As of early last week, the DOE hadn't actually told principals that they would each have to cut a total of $180 million from their budgets; principals had to learn about the plan from the newspapers. I spoke to a principal on Friday who said she received an email at night informing her that she would have to cut $125,000; when she woke up in the morning, the money was already gone.
While the DOE will be making some cuts centrally, most of the reductions are being passed down to individual schools. The Times reported that the cuts will range from $9,000 to $447,587; for many schools, it's possible that the cuts will undo the Fair Student Funding gains they might have seen earlier this year.
As the mayor suggested earlier this week, Klein told the Times that principals will "have to tighten some programs." He suggested that principals might eliminate after-school activities or Saturday tutoring programs.
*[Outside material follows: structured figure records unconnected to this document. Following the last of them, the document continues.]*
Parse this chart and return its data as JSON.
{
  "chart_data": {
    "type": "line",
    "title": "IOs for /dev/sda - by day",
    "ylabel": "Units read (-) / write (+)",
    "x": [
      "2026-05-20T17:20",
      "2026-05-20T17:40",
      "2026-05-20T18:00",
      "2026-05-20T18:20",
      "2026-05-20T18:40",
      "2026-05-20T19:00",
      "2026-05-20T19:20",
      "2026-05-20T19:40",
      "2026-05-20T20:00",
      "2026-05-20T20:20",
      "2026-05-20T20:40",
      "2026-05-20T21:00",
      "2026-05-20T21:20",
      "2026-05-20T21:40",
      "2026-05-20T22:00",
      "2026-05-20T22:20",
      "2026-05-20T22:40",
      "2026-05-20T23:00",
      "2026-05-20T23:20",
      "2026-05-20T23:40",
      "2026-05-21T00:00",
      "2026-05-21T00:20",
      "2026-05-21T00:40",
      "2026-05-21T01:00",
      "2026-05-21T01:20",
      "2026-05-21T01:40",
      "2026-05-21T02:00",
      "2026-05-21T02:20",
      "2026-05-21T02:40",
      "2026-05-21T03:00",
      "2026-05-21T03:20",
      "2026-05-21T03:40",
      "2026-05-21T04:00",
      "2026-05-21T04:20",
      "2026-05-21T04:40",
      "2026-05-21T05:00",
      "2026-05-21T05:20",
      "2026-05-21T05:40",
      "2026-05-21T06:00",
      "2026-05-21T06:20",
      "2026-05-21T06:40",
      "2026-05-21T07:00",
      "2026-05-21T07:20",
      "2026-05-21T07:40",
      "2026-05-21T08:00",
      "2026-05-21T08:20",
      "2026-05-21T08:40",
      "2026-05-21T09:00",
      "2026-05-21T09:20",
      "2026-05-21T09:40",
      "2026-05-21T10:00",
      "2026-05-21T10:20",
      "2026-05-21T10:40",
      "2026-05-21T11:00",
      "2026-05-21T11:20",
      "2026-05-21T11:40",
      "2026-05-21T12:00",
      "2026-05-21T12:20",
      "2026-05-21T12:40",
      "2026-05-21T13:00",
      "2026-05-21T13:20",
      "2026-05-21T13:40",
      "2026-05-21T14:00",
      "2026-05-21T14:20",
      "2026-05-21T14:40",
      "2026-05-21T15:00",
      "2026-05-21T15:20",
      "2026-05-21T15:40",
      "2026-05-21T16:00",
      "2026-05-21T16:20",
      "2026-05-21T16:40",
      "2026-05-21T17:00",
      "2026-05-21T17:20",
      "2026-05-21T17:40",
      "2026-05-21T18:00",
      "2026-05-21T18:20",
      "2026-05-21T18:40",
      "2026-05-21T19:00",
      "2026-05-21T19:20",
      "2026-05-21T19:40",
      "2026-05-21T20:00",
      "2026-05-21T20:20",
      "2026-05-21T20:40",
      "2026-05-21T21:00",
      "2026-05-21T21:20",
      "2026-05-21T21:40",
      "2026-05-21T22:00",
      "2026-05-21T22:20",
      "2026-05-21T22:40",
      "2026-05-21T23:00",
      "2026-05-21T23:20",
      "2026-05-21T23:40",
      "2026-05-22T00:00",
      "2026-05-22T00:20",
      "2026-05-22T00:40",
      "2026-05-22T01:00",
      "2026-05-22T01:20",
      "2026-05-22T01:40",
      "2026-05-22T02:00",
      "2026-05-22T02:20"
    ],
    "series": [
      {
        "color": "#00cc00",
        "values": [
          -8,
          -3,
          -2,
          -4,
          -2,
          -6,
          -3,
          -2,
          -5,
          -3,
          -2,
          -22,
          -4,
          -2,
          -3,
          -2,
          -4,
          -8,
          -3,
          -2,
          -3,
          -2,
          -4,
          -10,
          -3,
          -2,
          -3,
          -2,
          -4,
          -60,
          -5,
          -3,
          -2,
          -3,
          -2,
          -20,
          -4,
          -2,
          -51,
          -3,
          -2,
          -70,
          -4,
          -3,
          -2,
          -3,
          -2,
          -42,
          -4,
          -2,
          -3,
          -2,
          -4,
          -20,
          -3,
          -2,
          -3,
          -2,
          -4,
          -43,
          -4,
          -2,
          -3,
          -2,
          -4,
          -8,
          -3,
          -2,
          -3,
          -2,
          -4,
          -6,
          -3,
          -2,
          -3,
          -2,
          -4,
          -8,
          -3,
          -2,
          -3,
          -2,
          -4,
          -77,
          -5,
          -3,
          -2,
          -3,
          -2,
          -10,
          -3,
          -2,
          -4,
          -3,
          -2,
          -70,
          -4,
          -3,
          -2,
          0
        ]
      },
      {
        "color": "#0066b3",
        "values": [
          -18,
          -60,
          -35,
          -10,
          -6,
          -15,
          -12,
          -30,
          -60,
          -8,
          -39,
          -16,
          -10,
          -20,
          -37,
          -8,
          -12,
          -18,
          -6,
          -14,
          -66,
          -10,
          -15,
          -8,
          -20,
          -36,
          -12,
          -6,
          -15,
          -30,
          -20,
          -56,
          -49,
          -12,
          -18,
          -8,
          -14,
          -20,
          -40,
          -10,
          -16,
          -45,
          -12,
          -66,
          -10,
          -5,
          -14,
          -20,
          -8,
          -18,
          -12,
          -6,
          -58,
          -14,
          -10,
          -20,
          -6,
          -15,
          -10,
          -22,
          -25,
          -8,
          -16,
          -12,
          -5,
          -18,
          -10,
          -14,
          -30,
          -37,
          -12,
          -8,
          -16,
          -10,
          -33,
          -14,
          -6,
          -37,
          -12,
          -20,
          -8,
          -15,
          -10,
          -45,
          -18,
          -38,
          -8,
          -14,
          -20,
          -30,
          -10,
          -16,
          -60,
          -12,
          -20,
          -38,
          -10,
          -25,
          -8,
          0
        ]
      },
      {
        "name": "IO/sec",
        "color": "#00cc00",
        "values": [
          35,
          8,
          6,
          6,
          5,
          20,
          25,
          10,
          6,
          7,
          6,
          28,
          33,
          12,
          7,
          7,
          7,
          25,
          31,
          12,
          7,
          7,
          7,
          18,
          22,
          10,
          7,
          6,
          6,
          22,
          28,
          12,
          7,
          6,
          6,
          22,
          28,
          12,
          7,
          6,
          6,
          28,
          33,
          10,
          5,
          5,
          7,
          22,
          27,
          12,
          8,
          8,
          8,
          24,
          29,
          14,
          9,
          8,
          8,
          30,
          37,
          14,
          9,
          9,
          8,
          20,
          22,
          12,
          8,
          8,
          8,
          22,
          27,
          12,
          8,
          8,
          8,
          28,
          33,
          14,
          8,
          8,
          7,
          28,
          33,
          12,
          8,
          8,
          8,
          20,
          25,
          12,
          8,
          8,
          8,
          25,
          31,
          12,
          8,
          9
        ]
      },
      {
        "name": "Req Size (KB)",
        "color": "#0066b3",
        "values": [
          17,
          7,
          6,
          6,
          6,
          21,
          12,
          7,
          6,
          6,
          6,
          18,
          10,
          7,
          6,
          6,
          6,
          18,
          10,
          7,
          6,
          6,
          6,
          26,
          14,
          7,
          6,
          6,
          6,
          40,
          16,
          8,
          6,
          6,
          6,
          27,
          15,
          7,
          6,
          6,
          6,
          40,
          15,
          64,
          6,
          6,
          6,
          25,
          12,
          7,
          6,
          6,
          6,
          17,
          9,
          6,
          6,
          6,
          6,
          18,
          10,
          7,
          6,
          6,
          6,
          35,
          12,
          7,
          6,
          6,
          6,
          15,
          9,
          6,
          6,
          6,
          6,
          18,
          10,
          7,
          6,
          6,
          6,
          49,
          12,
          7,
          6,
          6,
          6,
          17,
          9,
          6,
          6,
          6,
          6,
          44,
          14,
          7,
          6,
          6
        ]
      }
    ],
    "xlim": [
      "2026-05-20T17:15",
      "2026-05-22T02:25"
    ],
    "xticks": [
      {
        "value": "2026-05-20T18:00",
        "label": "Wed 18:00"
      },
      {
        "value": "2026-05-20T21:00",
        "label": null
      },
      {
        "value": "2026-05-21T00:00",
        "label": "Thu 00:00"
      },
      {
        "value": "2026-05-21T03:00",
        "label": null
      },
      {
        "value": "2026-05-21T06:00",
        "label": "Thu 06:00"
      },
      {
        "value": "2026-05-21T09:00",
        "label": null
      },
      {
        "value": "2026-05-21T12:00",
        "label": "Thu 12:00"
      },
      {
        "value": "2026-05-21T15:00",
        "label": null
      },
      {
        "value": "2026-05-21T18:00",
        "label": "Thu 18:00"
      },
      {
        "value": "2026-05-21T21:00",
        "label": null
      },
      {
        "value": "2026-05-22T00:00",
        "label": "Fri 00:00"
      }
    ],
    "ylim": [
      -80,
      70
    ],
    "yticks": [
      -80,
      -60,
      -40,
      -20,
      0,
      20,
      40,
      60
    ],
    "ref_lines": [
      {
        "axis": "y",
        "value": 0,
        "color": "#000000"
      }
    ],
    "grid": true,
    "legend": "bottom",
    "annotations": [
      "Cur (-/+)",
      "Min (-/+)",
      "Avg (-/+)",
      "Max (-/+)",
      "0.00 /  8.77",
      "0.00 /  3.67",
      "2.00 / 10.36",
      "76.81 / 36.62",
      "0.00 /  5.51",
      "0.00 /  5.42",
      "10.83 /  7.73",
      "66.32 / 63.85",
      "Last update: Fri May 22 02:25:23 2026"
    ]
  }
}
But even if principals were okay with making those cuts, it looks like the losses might go deeper; Steven Satin, principal at Norman Thomas High School, told the Times that he has to cut the equivalent of "six teachers' salaries for the rest of the term" from his budget. The Daily News reports that schools in Queens have already canceled dance classes, disbanded a class taught by a long-term substitute, and cut tutoring programs. Also on the chopping block centrally: two of the 10 planned citywide standardized tests (NY Times); some ESL teaching positions (NY Times); and the Lead Teacher program (last Monday's PEP meeting).
Principals disagree with the DOE's ideas about what ought to be cut, and they've been circulating emails with sarcastic (and yet eminently reasonable) suggestions for the DOE. From the Times on Friday:
The principals in their e-mail chain of complaints wondered whether their evaluations would take into account constraints because of budget cuts, and also spoke disparagingly of the city’s contracts with I.B.M., which developed the $80 million computer system, and as one principal put it, “a whole host of other private, for-profit corporations that have entered into our world.”The DOE considers principals the CEOs of their schools, but it sounds like many principals continue to put their students, not the notion of business efficiency, first. Chancellor Klein is testifying at a legislative budget hearing this morning in Albany. For which philosophy will he advocate?